As the federal government continues to hunt for more ways to collect taxes, some tax experts note that tax litigation is becoming more acrimonious. The issues that get to court range widely, from simple missed limitation periods to objections from large corporations about fairness.
In the May 2013 decision in Ficek v. the Attorney General of Canada, for instance, the Federal Court of Canada (FCC) considered an application from Winnipeg taxpayer Alice Ficek. She had sought to have her 2010 tax return assessed in a timely manner. There was evidence that the Winnipeg office of the Canada Revenue Agency (CRA) had been deliberately delaying the assessment until it completed the audit of a controversial charitable donation-related tax shelter that Ficek had used. Thousands of other taxpayers had used the same tax shelter, known as Global Learning Gifting Initiatives, and had their tax credits denied.
Ficek’s tax return was assessed a few months before the hearing, but she continued the action, seeking a clarification of the CRA’s obligations. The FCC found, in rendering a clarification that sided with the taxpayer, that the CRA was using the delay to discourage other taxpayers from using the same tax shelter. Delaying assessments for that purpose is not permitted, the FCC found, concluding the CRA had failed in its duty to assess Ficek’s return with all due dispatch, as required by law.
In another decision delivered in May, Hansen v. The Queen, a self-represented taxpayer who was a subcontractor and who testified that he was using payday loans to support his family, appealed his assessment to the Tax Court of Canada (TCC). It was central to Hansen’s case that a CRA auditor had not competently reviewed his affairs and incorrectly concluded that the amounts of the loans were income.
However, Hansen, apparently confused by ambiguous communications from the CRA, missed a crucial deadline for filing a notice of objection to the assessment. Such a notice was a procedural requirement; as a result, the TCC lacked the jurisdiction to make an order to extend the deadline for the notice.
The TCC reluctantly held for the CRA. The decision by Justice Joe Hershfield notes that the assessment process can be a blunt instrument that makes self-defence in the face of a CRA audit difficult, at best, for all but the most meticulous record-keepers.
Hershfield was candid in his assessment of the CRA’s conduct: I also believe [the taxpayer’s] story needs to be told. It’s one that, regrettably, we hear all too frequently.
Large corporations are not immune to what some experts view as some overly aggressive CRA tactics. A February 2013 decision from the Federal Court of Appeal (FCA) deals with complaints by several financial services institutions, including RBC Life Insurance Co. and BMO Life Insurance Co., that arose after the CRA applied for and received orders compelling these companies to release confidential information about clients who had socalled 10/8 plans with these companies.
(For more on 10/8s, see story on page B4.) The applications were made ex parte meaning no notice needed to be given to the companies.
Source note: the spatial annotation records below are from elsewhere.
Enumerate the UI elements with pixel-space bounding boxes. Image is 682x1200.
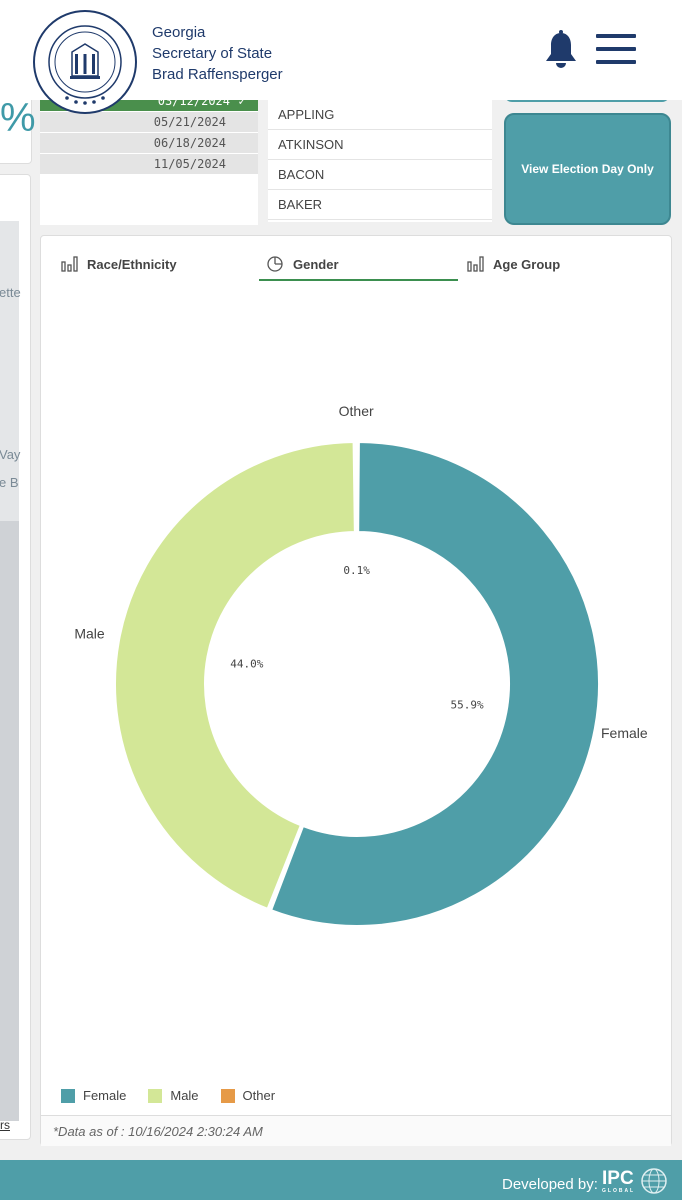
bar-chart-icon [61, 256, 78, 272]
demographics-panel: Race/Ethnicity Gender Age Group 55.9% Fem… [40, 235, 672, 1146]
org-line-person: Brad Raffensperger [152, 66, 283, 83]
legend-item-male[interactable]: Male [148, 1088, 199, 1103]
tab-label: Race/Ethnicity [87, 256, 177, 272]
county-option[interactable]: BAKER [268, 190, 492, 220]
tab-race-ethnicity[interactable]: Race/Ethnicity [61, 246, 177, 282]
bar-chart-icon [467, 256, 484, 272]
legend-swatch [220, 1088, 235, 1103]
date-option[interactable]: 05/21/2024 [40, 112, 258, 132]
chart-legend: Female Male Other [61, 1088, 297, 1103]
category-label: Female [601, 725, 648, 741]
stat-percent-fragment: % [0, 96, 36, 140]
tab-label: Age Group [493, 256, 561, 272]
legend-label: Male [170, 1088, 199, 1103]
logo-text: IPC [602, 1168, 634, 1189]
globe-icon [641, 1168, 667, 1194]
category-label: Male [74, 626, 105, 642]
donut-slice-female[interactable] [270, 441, 600, 927]
tab-label: Gender [293, 256, 339, 272]
tab-age-group[interactable]: Age Group [467, 246, 560, 282]
org-line-office: Secretary of State [152, 45, 273, 62]
map-place-label: ette [0, 285, 21, 300]
date-option[interactable]: 11/05/2024 [40, 154, 258, 174]
category-label: Other [339, 403, 374, 419]
view-election-day-button[interactable]: View Election Day Only [504, 113, 671, 225]
site-header: Georgia Secretary of State Brad Raffensp… [0, 0, 682, 114]
active-tab-indicator [259, 279, 458, 281]
value-label: 44.0% [230, 658, 263, 671]
pie-chart-icon [267, 256, 283, 272]
georgia-seal-logo [33, 10, 137, 114]
legend-label: Other [242, 1088, 276, 1103]
hamburger-menu-icon[interactable] [596, 34, 636, 66]
value-label: 55.9% [451, 699, 484, 712]
check-icon: ✓ [238, 94, 246, 108]
date-option[interactable]: 06/18/2024 [40, 133, 258, 153]
county-list: APPLING ATKINSON BACON BAKER [268, 100, 492, 222]
org-line-state: Georgia [152, 24, 206, 41]
ipc-logo[interactable]: IPC GLOBAL [602, 1168, 635, 1194]
legend-item-other[interactable]: Other [220, 1088, 276, 1103]
value-label: 0.1% [343, 564, 370, 577]
bell-icon[interactable] [543, 30, 579, 70]
county-option[interactable]: APPLING [268, 100, 492, 130]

The FCC subsequently rescinded the orders when it learned the CRA had withheld relevant facts about the application.
One of the those facts, the FCC noted, was: The Canada Revenue Agency’s decision to send a message to the industry’ by refusing to answer the advance income ruling request [by the plaintiff companies] and to take measures to chill the 10/8 plan business, in part by undertaking an audit blitz’.
On appeal by the CRA, the FCA upheld the FCC’s revocation of the ex parte orders, noting that: The Federal Court did find that a valid audit purpose existed, but it found it to be a secondary or subservient purpose to the primary purpose of chilling the respondent’s business concerning the 10/8 plans.
Ed Kroft and David Ross, lawyers with Blake Cassels & Graydon LLP in Toronto, recently co-authored a paper that refers to many other recent decisions that reflect what they refer to as the acrimonious state of tax dispute-resolution practice in Canada. The paper, entitled Recent Canadian cases on issues in Canadian tax dispute resolution, can be accessed on the law firm’s website, www.blakes.com.
Perhaps in reaction to this trend, the then minister of revenue, Gail Shea, announced an addition to the federal Taxpayers’ Bill of Rights in June 2013. This addition, Article 16, states: You have the right to lodge a service complaint and request a formal review without fear of reprisal.
Taxpayer ombudsman Paul Dubé recently highlighted Article 16. According to a newsletter that Dubé released this past August, Article 16 means that, if you lodge a service complaint and request a formal review of a CRA decision, you can be confident that the CRA will treat you impartially, and that you will receive the benefits, credits and refunds to which you are entitled, and pay no more and no less than what is required by law. You should not fear reprisal.